Yorum yapacak bir şey bulamıyorum. Zaten Yüce rabbim Bir hayvanları bir de akıldan noksanları sorumlu tutmuyor. Bu vatandaş da ikinci katagoriden yırtabilir.
Bu vezir denen herifin dinle diyanetle ne alıp veremediği var da, iki de bir dine, dinden bahsedenlere ve dindarlara çatıp duruyor? Sahi bay vezir sen hangi ülkenin sultanının vezirisin de Müslümanların inançlarının gereğini yapmalarına asla tahammül edemiyorsun? Bu Ülkenin yüzde doksan'ının Müslüman olduğunu ve Müslüman hanımlar için tesettürün farz olduğunu sana hiç kimse söylemedi mi? Bu tuhaf tavırların akla başka ihtimalleri de getiriyor ama şimdilik o ihtimallerin kapağını açmayalım.

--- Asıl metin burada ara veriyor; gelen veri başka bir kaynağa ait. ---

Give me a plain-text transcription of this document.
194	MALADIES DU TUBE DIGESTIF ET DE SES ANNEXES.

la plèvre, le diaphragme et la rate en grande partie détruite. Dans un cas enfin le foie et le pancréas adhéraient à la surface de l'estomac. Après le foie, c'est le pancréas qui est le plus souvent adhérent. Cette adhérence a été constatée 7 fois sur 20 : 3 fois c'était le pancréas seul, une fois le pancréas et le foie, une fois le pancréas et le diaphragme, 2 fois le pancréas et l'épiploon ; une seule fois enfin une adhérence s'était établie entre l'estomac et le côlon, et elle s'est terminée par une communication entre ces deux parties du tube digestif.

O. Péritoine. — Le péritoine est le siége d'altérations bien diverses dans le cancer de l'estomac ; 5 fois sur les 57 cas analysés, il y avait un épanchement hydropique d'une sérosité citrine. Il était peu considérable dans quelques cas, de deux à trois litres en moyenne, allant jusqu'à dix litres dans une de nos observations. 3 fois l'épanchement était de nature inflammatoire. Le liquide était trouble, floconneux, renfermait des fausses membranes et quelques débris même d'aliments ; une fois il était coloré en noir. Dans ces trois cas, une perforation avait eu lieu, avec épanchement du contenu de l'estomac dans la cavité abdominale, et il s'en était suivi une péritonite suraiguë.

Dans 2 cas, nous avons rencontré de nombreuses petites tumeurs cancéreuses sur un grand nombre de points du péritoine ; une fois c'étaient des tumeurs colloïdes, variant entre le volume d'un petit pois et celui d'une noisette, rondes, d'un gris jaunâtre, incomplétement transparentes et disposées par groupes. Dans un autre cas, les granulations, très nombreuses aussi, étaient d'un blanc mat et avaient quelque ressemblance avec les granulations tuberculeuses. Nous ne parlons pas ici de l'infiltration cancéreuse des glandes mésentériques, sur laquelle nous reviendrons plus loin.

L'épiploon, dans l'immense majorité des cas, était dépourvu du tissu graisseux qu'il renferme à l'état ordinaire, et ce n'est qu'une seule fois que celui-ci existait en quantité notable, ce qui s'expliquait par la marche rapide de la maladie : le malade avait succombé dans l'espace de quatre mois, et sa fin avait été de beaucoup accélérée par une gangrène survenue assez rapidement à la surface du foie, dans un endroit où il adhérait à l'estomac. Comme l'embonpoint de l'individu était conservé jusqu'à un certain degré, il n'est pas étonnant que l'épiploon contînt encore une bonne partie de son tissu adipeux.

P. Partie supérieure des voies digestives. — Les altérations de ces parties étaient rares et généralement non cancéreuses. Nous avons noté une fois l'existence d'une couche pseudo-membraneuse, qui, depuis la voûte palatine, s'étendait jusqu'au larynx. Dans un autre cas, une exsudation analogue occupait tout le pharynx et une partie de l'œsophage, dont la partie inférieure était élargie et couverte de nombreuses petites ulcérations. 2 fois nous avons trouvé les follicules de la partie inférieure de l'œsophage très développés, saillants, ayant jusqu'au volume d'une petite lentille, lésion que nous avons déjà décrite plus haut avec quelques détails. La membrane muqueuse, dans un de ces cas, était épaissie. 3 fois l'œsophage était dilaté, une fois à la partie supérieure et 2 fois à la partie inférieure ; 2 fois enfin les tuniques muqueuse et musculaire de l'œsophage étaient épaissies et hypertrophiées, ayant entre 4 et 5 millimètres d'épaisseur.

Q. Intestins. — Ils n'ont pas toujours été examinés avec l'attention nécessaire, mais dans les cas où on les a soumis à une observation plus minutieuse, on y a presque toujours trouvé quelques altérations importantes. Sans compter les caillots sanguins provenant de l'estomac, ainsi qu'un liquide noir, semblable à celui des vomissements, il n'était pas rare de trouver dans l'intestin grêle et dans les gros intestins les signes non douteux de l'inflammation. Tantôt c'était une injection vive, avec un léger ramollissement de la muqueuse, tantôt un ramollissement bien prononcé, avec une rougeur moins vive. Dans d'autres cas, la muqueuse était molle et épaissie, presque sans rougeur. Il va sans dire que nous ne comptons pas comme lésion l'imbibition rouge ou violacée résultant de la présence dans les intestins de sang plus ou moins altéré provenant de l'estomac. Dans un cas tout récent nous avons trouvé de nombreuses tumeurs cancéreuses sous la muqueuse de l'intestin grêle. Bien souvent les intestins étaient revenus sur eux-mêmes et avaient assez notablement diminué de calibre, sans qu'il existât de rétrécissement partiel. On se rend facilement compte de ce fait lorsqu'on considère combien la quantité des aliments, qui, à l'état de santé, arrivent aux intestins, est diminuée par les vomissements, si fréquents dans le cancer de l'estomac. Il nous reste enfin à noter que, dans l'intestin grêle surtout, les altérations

Hanımefendi, kimin kılıcını çekiyorsunuz bilemem, lakin birilerine
sataşmak için iftira atmak hem suçtur, hem de edepsizliktir. Belli ki
kuyruğuna basmışım...Neyse?
1=Ben ömrümce bırakın Yüce Dinimizi, Dünya da mevcut dinlerin
hakkın da olumsuz ne bir Şiirim vardır, ne de bir yorumum vardır.
2=Ben Gazze Şiirimi yazarken bile Katil İsrail demişim. Kesinlikle,
Yahudi demedim ve asla da demem. Çünkü Dinin ne suçu var.
3=Ben Şiirlerimde cümle tarikatları, asitane dergâhlarını, tekke
ve zaviyeleri ve yalaka vakıfları eleştirdim ve eleştirmeye devam
edeceğim... Çünkü onların yüce dinimizle hiç bir alakası yoktur.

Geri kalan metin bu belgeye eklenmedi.